The National Football League is having an undeniably awful week.
On Tuesday, several state attorneys general sent a letter to NFL Commissioner Roger Goodell voicing “grave concerns” about allegations of workplace harassment and discrimination experienced by women working in league offices.
The AGs, including New York's Letitia James, warned that the league could face a broad investigation into its inner workings if it doesn’t take substantive steps to address the allegations.
Some of the harassment and discrimination allegations were detailed in an extensive New York Times report in February, and included claims that female employees were marginalized in their roles, forced to watch a video of former NFL running back Ray Rice abusing his wife, and being asked to publicly voice whether they’d personally experienced domestic violence.
Investigations can turn up all sorts of ugly and embarrassing details. Just ask Jon Gruden.

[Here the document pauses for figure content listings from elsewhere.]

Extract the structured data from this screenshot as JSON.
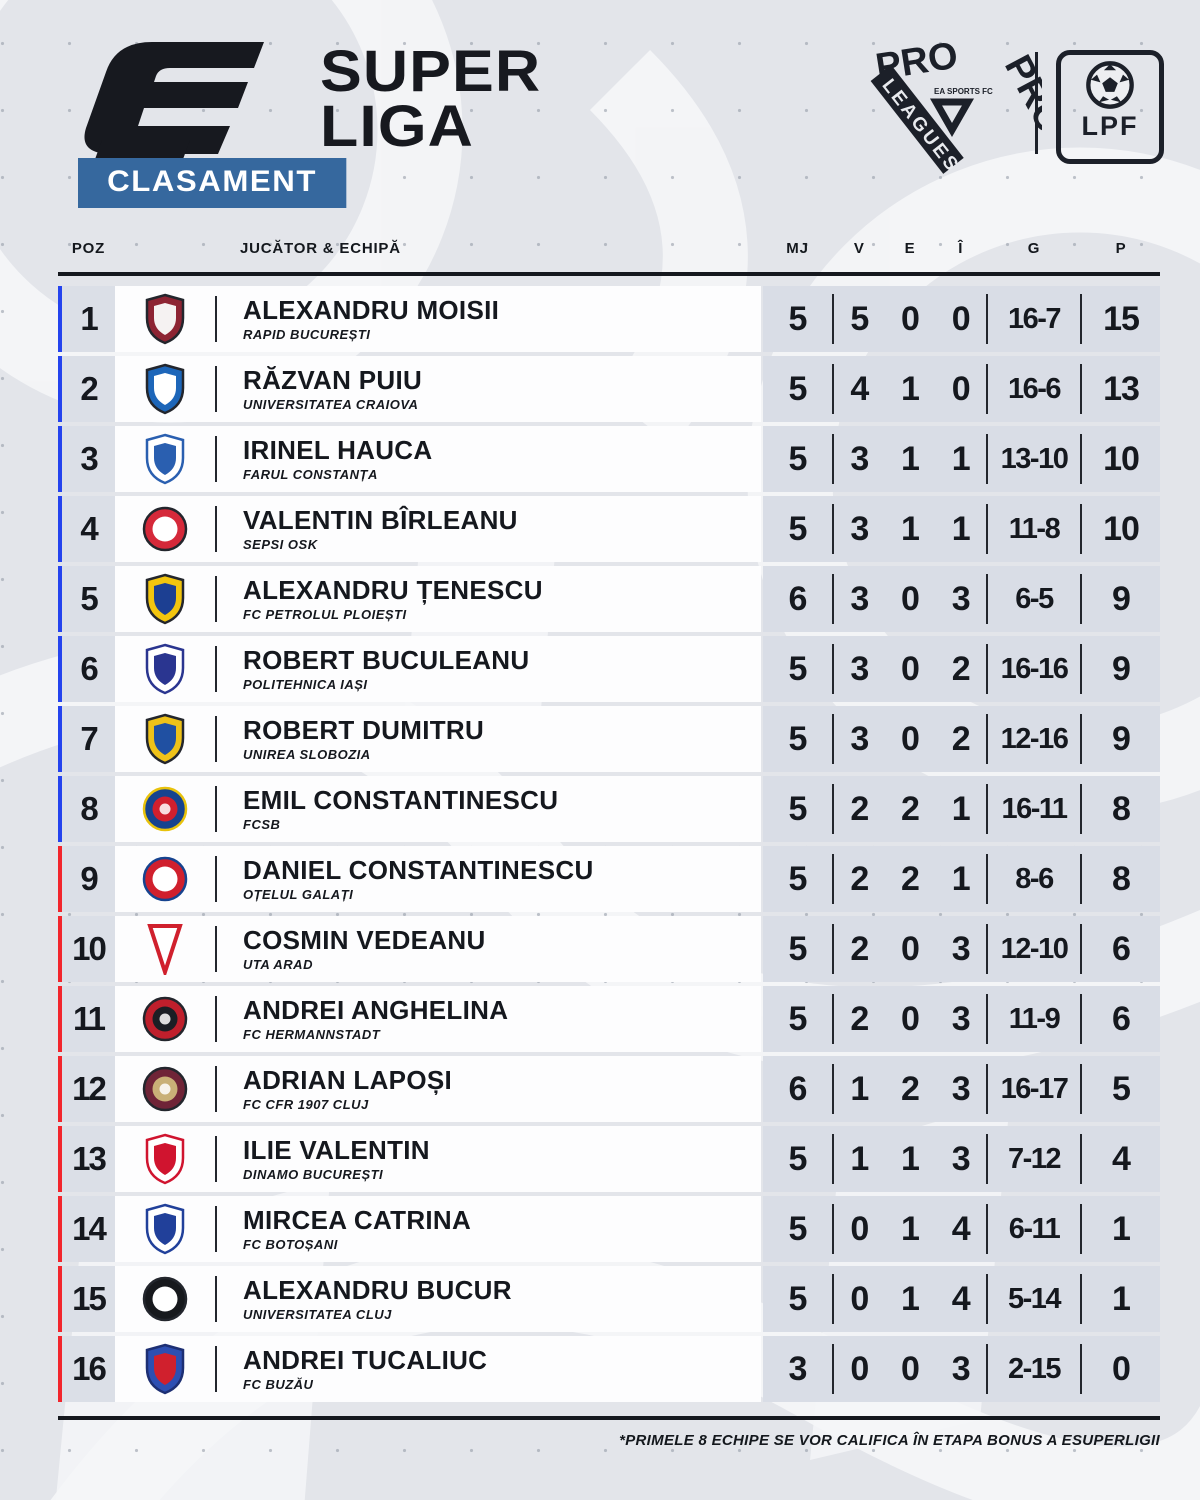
{
  "branding": {
    "title_top": "SUPER",
    "title_bottom": "LIGA",
    "banner": "CLASAMENT",
    "pro_top": "PRO",
    "pro_side": "PRO",
    "pro_band": "LEAGUES",
    "pro_center": "EA SPORTS FC",
    "lpf": "LPF"
  },
  "colors": {
    "background": "#e3e5ea",
    "banner_blue": "#36689e",
    "qualified_bar": "#2443ee",
    "unqualified_bar": "#f2252c",
    "row_white": "#fdfdfe",
    "panel_gray": "#d9dde6",
    "ink": "#15181e"
  },
  "chart_data": {
    "type": "table",
    "title": "CLASAMENT",
    "columns": [
      "POZ",
      "JUCĂTOR & ECHIPĂ",
      "MJ",
      "V",
      "E",
      "Î",
      "G",
      "P"
    ],
    "legend_note": "rows 1-8 blue bar = qualification zone, rows 9-16 red bar",
    "rows": [
      {
        "pos": "1",
        "player": "ALEXANDRU MOISII",
        "team": "RAPID BUCUREȘTI",
        "mj": "5",
        "v": "5",
        "e": "0",
        "i": "0",
        "g": "16-7",
        "p": "15",
        "zone": "blue",
        "crest": {
          "shape": "shield",
          "c1": "#8d2433",
          "c2": "#f5f2f2"
        }
      },
      {
        "pos": "2",
        "player": "RĂZVAN PUIU",
        "team": "UNIVERSITATEA CRAIOVA",
        "mj": "5",
        "v": "4",
        "e": "1",
        "i": "0",
        "g": "16-6",
        "p": "13",
        "zone": "blue",
        "crest": {
          "shape": "shield",
          "c1": "#1d66b9",
          "c2": "#ffffff"
        }
      },
      {
        "pos": "3",
        "player": "IRINEL HAUCA",
        "team": "FARUL CONSTANȚA",
        "mj": "5",
        "v": "3",
        "e": "1",
        "i": "1",
        "g": "13-10",
        "p": "10",
        "zone": "blue",
        "crest": {
          "shape": "shield",
          "c1": "#ffffff",
          "c2": "#2a5fb0",
          "stroke": "#2a5fb0"
        }
      },
      {
        "pos": "4",
        "player": "VALENTIN BÎRLEANU",
        "team": "SEPSI OSK",
        "mj": "5",
        "v": "3",
        "e": "1",
        "i": "1",
        "g": "11-8",
        "p": "10",
        "zone": "blue",
        "crest": {
          "shape": "circle",
          "c1": "#d5293a",
          "c2": "#ffffff"
        }
      },
      {
        "pos": "5",
        "player": "ALEXANDRU ȚENESCU",
        "team": "FC PETROLUL PLOIEȘTI",
        "mj": "6",
        "v": "3",
        "e": "0",
        "i": "3",
        "g": "6-5",
        "p": "9",
        "zone": "blue",
        "crest": {
          "shape": "shield",
          "c1": "#f2c50e",
          "c2": "#1c3f92"
        }
      },
      {
        "pos": "6",
        "player": "ROBERT BUCULEANU",
        "team": "POLITEHNICA IAȘI",
        "mj": "5",
        "v": "3",
        "e": "0",
        "i": "2",
        "g": "16-16",
        "p": "9",
        "zone": "blue",
        "crest": {
          "shape": "shield",
          "c1": "#ffffff",
          "c2": "#2a3590",
          "stroke": "#2a3590"
        }
      },
      {
        "pos": "7",
        "player": "ROBERT DUMITRU",
        "team": "UNIREA SLOBOZIA",
        "mj": "5",
        "v": "3",
        "e": "0",
        "i": "2",
        "g": "12-16",
        "p": "9",
        "zone": "blue",
        "crest": {
          "shape": "shield",
          "c1": "#efc219",
          "c2": "#2050a2"
        }
      },
      {
        "pos": "8",
        "player": "EMIL CONSTANTINESCU",
        "team": "FCSB",
        "mj": "5",
        "v": "2",
        "e": "2",
        "i": "1",
        "g": "16-11",
        "p": "8",
        "zone": "blue",
        "crest": {
          "shape": "circle",
          "c1": "#16438f",
          "c2": "#d01f2e",
          "stroke": "#e8c20c"
        }
      },
      {
        "pos": "9",
        "player": "DANIEL CONSTANTINESCU",
        "team": "OȚELUL GALAȚI",
        "mj": "5",
        "v": "2",
        "e": "2",
        "i": "1",
        "g": "8-6",
        "p": "8",
        "zone": "red",
        "crest": {
          "shape": "circle",
          "c1": "#d0202d",
          "c2": "#ffffff",
          "stroke": "#16438f"
        }
      },
      {
        "pos": "10",
        "player": "COSMIN VEDEANU",
        "team": "UTA ARAD",
        "mj": "5",
        "v": "2",
        "e": "0",
        "i": "3",
        "g": "12-10",
        "p": "6",
        "zone": "red",
        "crest": {
          "shape": "pennant",
          "c1": "#ffffff",
          "c2": "#d0202d"
        }
      },
      {
        "pos": "11",
        "player": "ANDREI ANGHELINA",
        "team": "FC HERMANNSTADT",
        "mj": "5",
        "v": "2",
        "e": "0",
        "i": "3",
        "g": "11-9",
        "p": "6",
        "zone": "red",
        "crest": {
          "shape": "circle",
          "c1": "#bf1f2c",
          "c2": "#1b1e24"
        }
      },
      {
        "pos": "12",
        "player": "ADRIAN LAPOȘI",
        "team": "FC CFR 1907 CLUJ",
        "mj": "6",
        "v": "1",
        "e": "2",
        "i": "3",
        "g": "16-17",
        "p": "5",
        "zone": "red",
        "crest": {
          "shape": "circle",
          "c1": "#6f2437",
          "c2": "#c9b077"
        }
      },
      {
        "pos": "13",
        "player": "ILIE VALENTIN",
        "team": "DINAMO BUCUREȘTI",
        "mj": "5",
        "v": "1",
        "e": "1",
        "i": "3",
        "g": "7-12",
        "p": "4",
        "zone": "red",
        "crest": {
          "shape": "shield",
          "c1": "#ffffff",
          "c2": "#d0142f",
          "stroke": "#d0142f"
        }
      },
      {
        "pos": "14",
        "player": "MIRCEA CATRINA",
        "team": "FC BOTOȘANI",
        "mj": "5",
        "v": "0",
        "e": "1",
        "i": "4",
        "g": "6-11",
        "p": "1",
        "zone": "red",
        "crest": {
          "shape": "shield",
          "c1": "#ffffff",
          "c2": "#21409a",
          "stroke": "#21409a"
        }
      },
      {
        "pos": "15",
        "player": "ALEXANDRU BUCUR",
        "team": "UNIVERSITATEA CLUJ",
        "mj": "5",
        "v": "0",
        "e": "1",
        "i": "4",
        "g": "5-14",
        "p": "1",
        "zone": "red",
        "crest": {
          "shape": "circle",
          "c1": "#17191d",
          "c2": "#ffffff"
        }
      },
      {
        "pos": "16",
        "player": "ANDREI TUCALIUC",
        "team": "FC BUZĂU",
        "mj": "3",
        "v": "0",
        "e": "0",
        "i": "3",
        "g": "2-15",
        "p": "0",
        "zone": "red",
        "crest": {
          "shape": "shield",
          "c1": "#2d4fb2",
          "c2": "#d0202d",
          "stroke": "#1d2f73"
        }
      }
    ]
  },
  "table_headers": {
    "poz": "POZ",
    "player": "JUCĂTOR & ECHIPĂ",
    "mj": "MJ",
    "v": "V",
    "e": "E",
    "i": "Î",
    "g": "G",
    "p": "P"
  },
  "footnote": "*PRIMELE 8 ECHIPE SE VOR CALIFICA ÎN ETAPA BONUS A ESUPERLIGII"
}
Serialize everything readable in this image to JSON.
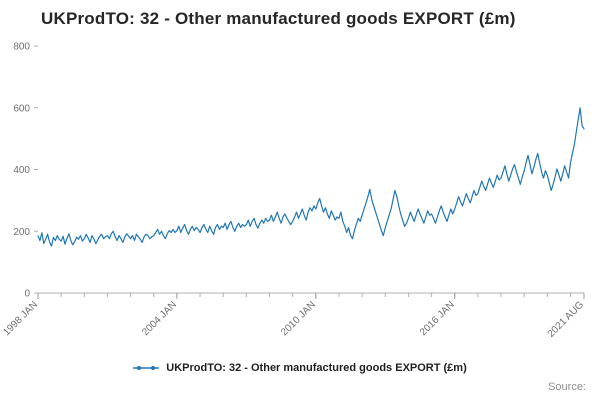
{
  "page": {
    "title": "UKProdTO: 32 - Other manufactured goods EXPORT (£m)",
    "source_label": "Source:"
  },
  "legend": {
    "label": "UKProdTO: 32 - Other manufactured goods EXPORT (£m)"
  },
  "chart_data": {
    "type": "line",
    "title": "UKProdTO: 32 - Other manufactured goods EXPORT (£m)",
    "xlabel": "",
    "ylabel": "",
    "ylim": [
      0,
      800
    ],
    "yticks": [
      0,
      200,
      400,
      600,
      800
    ],
    "x_start": "1998 JAN",
    "x_end": "2021 AUG",
    "x_frequency": "monthly",
    "grid": false,
    "legend_position": "bottom",
    "xticks": [
      {
        "index": 0,
        "label": "1998 JAN"
      },
      {
        "index": 72,
        "label": "2004 JAN"
      },
      {
        "index": 144,
        "label": "2010 JAN"
      },
      {
        "index": 216,
        "label": "2016 JAN"
      },
      {
        "index": 283,
        "label": "2021 AUG"
      }
    ],
    "minor_tick_every_months": 12,
    "series": [
      {
        "name": "UKProdTO: 32 - Other manufactured goods EXPORT (£m)",
        "color": "#1f77b4",
        "values": [
          185,
          170,
          195,
          160,
          175,
          190,
          165,
          152,
          180,
          170,
          186,
          174,
          168,
          184,
          158,
          176,
          192,
          170,
          156,
          166,
          181,
          174,
          186,
          168,
          176,
          190,
          178,
          164,
          186,
          174,
          160,
          172,
          184,
          190,
          176,
          182,
          186,
          176,
          192,
          200,
          182,
          170,
          186,
          176,
          164,
          182,
          192,
          184,
          176,
          186,
          170,
          190,
          182,
          174,
          164,
          182,
          190,
          186,
          176,
          182,
          186,
          196,
          206,
          190,
          200,
          186,
          176,
          192,
          202,
          196,
          206,
          196,
          202,
          216,
          196,
          210,
          222,
          202,
          190,
          206,
          216,
          202,
          212,
          206,
          196,
          212,
          222,
          206,
          196,
          216,
          202,
          190,
          212,
          222,
          206,
          216,
          212,
          226,
          206,
          222,
          232,
          212,
          200,
          216,
          226,
          212,
          222,
          216,
          222,
          236,
          216,
          232,
          242,
          222,
          210,
          226,
          236,
          226,
          242,
          232,
          236,
          252,
          232,
          246,
          262,
          242,
          226,
          246,
          256,
          242,
          232,
          222,
          232,
          246,
          262,
          242,
          256,
          272,
          252,
          236,
          262,
          276,
          266,
          282,
          272,
          292,
          306,
          282,
          262,
          276,
          256,
          242,
          266,
          252,
          236,
          246,
          242,
          262,
          232,
          216,
          196,
          212,
          186,
          176,
          202,
          222,
          242,
          232,
          252,
          272,
          292,
          312,
          336,
          302,
          282,
          262,
          242,
          222,
          202,
          186,
          212,
          232,
          252,
          272,
          302,
          332,
          312,
          282,
          256,
          236,
          216,
          226,
          242,
          262,
          246,
          232,
          252,
          272,
          256,
          242,
          226,
          246,
          266,
          252,
          256,
          242,
          226,
          246,
          266,
          282,
          262,
          246,
          232,
          252,
          272,
          256,
          272,
          292,
          312,
          296,
          282,
          302,
          322,
          306,
          292,
          312,
          332,
          316,
          322,
          342,
          362,
          346,
          332,
          352,
          372,
          356,
          342,
          362,
          382,
          366,
          372,
          392,
          412,
          386,
          362,
          382,
          402,
          416,
          392,
          372,
          352,
          376,
          396,
          422,
          446,
          416,
          386,
          406,
          432,
          452,
          422,
          392,
          372,
          396,
          382,
          356,
          332,
          352,
          376,
          402,
          382,
          362,
          386,
          412,
          392,
          372,
          422,
          452,
          482,
          522,
          562,
          600,
          542,
          532
        ]
      }
    ]
  }
}
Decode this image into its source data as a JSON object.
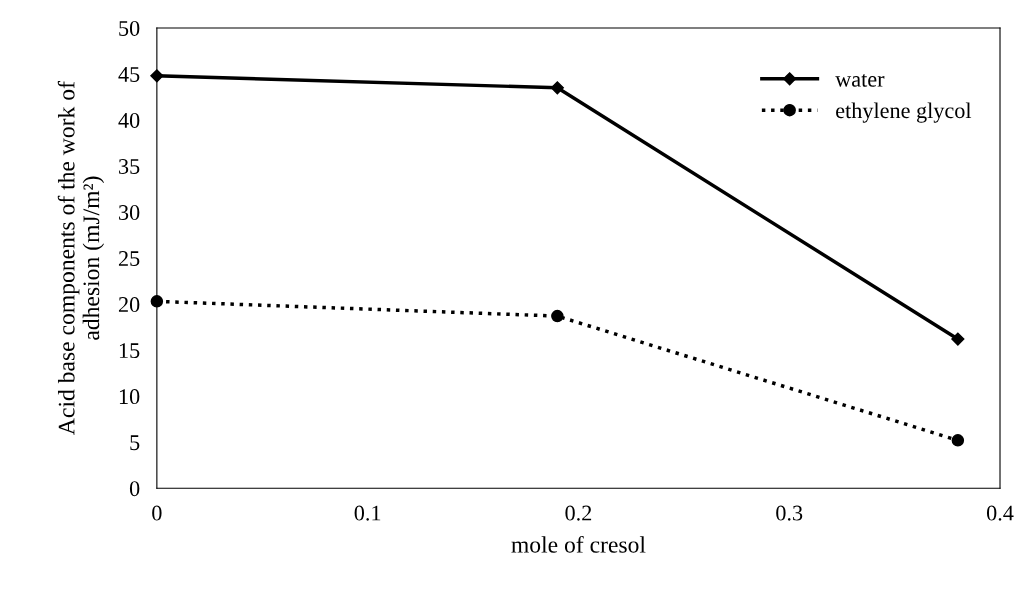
{
  "chart_data": {
    "type": "line",
    "xlabel": "mole of cresol",
    "ylabel": "Acid base components of the work of\nadhesion (mJ/m²)",
    "x": [
      0,
      0.19,
      0.38
    ],
    "series": [
      {
        "name": "water",
        "color": "#000000",
        "values": [
          44.8,
          43.5,
          16.2
        ],
        "marker": "diamond",
        "line_style": "solid"
      },
      {
        "name": "ethylene glycol",
        "color": "#000000",
        "values": [
          20.3,
          18.7,
          5.2
        ],
        "marker": "circle",
        "line_style": "dotted"
      }
    ],
    "xlim": [
      0,
      0.4
    ],
    "xticks": [
      0,
      0.1,
      0.2,
      0.3,
      0.4
    ],
    "ylim": [
      0,
      50
    ],
    "yticks": [
      0,
      5,
      10,
      15,
      20,
      25,
      30,
      35,
      40,
      45,
      50
    ],
    "grid": false,
    "legend": "top right"
  }
}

Other reports of sexual predation by Washington Commanders owner Dan Snyder were addressed in a congressional hearing in February. (Snyder has denied the allegations.)
“Our offices will use the full weight of our authority to investigate and prosecute allegations of harassment, discrimination, or retaliation by employers throughout our states, including at the National Football League,” the AGs said in their letter Tuesday.
And things only got worse for the NFL by week’s end.
On Thursday, two Black coaches joined former Miami Dolphins head coach Brian Flores’ class-action lawsuit accusing the league of discrimination. Flores, who is Black, alleges he was offered money by Dolphins owner Stephen Ross to lose games on purpose, and he said other teams gave him sham interviews that violated the league’s Rooney Rule, meant to ensure that minority candidates are interviewed for coaching positions.
The NFL, with its paltry contingent of Black coaches, has long been accused of discrimination and setting up Black coaches for failure. The fact multiple coaches are now willing to tie their names to those allegations in a court of law should deeply concern the NFL. Investigations can turn up all sorts of ugly and embarrassing detail. Just ask Jon Gruden.
Former Arizona Cardinals head coach Steve Wilks was one of the coaches to join Flores’ suit, alleging he was effectively hired in 2018 to keep the seat warm for another coach and “not given any meaningful chance to succeed.” He was fired after going 3-13 in his first season.
Former Tennessee Titans defensive coordinator Ray Horton joined as well, alleging he — like Flores — had been given a sham head coach interview by the Titans in 2016 for the sole purpose of satisfying the team’s Rooney Rule obligations. Those claims seem to be corroborated by the man who eventually got that job, Mike Mularkey, who said in a 2020 podcast that Titans ownership told him the job was his before Horton had his interview.
“I sat there knowing I was the head coach in ‘16 as they went through this fake hiring process,” he said.
The NFL has denied Flores' allegations and, in response to the February report from the Times, disputed that the league was insensitive to issues of gender and racial inequality. The Dolphins, Cardinals and Titans have also denied the former coaches' allegations.
But as the adage goes, “where there’s smoke, there’s fire.” But when it comes to the NFL’s issues with racist discrimination and misogynist marginalization, we’re talking about a blaze that’s been raging in plain sight for decades. Whatever the legal outcome, the league's facade of morality is falling to pieces.